Seven years ago he opened a studio/shop in Menemsha called the Copperworks of Martha's Vineyard. There he designs, produces, and sells all types of decorative copper pieces including wall art, chandeliers, lamps, and more. He also makes weathervanes from copper with wire reinforcement, using power line wire that came down during hurricanes.
Some of the more interesting pieces he has created include a kicking mule for Spike Lee, whose production company is called Forty Acres and a Mule; a school of whales, and a piece fashioned after one of the wooden vanes of Frank Adams, a noted woodworker from the early 20th century whose work is highly sought after today.
Many of Mr. McDowell's pieces have moveable parts. "I like doing mechanical pieces," he says. One of his weathervanes — an articulated bluefish — has a center that spins around like a propeller.
Most of Mr. McDowell's designs have an ocean theme — primarily boats, fish and other marine life. A large swordfish — what he considers the unofficial symbol of Menemsha — sits atop the roof of his shop. His artwork has become very popular and he has a tough time keeping up with demand since he also runs a full-time charter boat business in the summertime.

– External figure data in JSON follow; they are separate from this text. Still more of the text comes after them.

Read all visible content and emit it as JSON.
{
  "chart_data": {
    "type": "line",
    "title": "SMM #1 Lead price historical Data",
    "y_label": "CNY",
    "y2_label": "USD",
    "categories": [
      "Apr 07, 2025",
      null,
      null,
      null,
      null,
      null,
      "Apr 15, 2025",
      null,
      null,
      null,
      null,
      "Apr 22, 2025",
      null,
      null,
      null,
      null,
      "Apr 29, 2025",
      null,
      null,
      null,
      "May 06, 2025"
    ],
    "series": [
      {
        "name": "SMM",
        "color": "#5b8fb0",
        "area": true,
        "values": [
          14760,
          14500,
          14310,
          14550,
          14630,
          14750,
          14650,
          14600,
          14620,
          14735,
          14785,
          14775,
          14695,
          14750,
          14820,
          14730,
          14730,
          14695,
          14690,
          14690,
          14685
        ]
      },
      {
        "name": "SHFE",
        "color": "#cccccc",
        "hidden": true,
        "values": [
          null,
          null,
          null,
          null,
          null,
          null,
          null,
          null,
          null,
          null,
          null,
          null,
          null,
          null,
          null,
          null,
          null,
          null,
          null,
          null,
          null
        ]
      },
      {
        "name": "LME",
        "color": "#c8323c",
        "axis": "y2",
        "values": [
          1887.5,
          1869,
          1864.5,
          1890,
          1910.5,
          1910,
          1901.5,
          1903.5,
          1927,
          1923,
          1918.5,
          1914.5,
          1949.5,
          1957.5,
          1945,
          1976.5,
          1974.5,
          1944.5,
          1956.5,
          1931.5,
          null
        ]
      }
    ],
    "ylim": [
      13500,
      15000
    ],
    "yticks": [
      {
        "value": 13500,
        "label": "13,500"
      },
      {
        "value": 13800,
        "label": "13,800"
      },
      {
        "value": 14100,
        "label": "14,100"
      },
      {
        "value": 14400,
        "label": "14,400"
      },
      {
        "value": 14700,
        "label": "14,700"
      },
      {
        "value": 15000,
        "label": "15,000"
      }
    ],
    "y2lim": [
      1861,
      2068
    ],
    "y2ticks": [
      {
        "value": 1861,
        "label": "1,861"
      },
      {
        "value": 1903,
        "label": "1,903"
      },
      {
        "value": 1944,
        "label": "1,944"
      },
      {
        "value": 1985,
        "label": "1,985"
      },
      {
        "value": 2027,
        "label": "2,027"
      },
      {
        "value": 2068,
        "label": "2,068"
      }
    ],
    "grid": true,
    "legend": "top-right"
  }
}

Mr. McDowell's work reflects his lifestyle and he's found both very gratifying. "Fishing and art, you can't beat it."
Info: Tuck and Holand, 275 State Road, Vineyard Haven; 508-693-3914; tuckandholand.com. Hanschka Fine Metal Works, 32 Breakdown Lane, Holmes Hole Business Park, Vineyard Haven; 508-696-6984; finemetalwork.com; The Copperworks of Martha's Vineyard, 22 Basin Rd., Menemsha; 508-645-2995; the-copperworks.com
The weathervanes of Tuck and Holand grace many a Vineyard landmark. Here are a few that are highly visible.
The Edgartown Town Hall – a bark sailing ship modeled after an old photo of an iconic Edgartown boat from the early part of the last century.
A quill – the Vineyard Gazette
An arrow – the Federated Church
A burgee (distinguishing flag for a boating organization) – Edgartown Yacht Club
The Nobska (retired ferry) – Steamship Authority Building
Whale – Ocean Park Bandstand
Garlic and pan of pasta – Jimmy Seas
Logo – Farm Neck gazebo
Burgee – East Chop Yacht Club
Child on the beach – Owen Park
Banner – Town Hall
Pterodactyl holding Raquel Welch – Cronig's real estate, Main St.
Grasshopper – Cronig's Market
Cornucopia – Up-Island Cronig's Market
Logo arrow – Tea Lane Assoc.
Cow – New Ag Hall
Mr. Holand has also created huge weathervanes for a couple of notable national sites.
He and Mr. Tuck are responsible for the largest full bodied weathervane in the world – the 10-foot-long, one-ton Nittany lion (team logo) that reigns over the Penn State football stadium. It is made of hundreds of individual pieces and required an additional 300 to 400 pounds of lead in the head to balance it out. The massive lion was the last piece that the partners worked on together.
Mr. Holand created a six- by four-foot elephant that decorates the Philadelphia Zoo's Children's Zoo building. It is a copy of the original weathervane from the zoo's elephant house.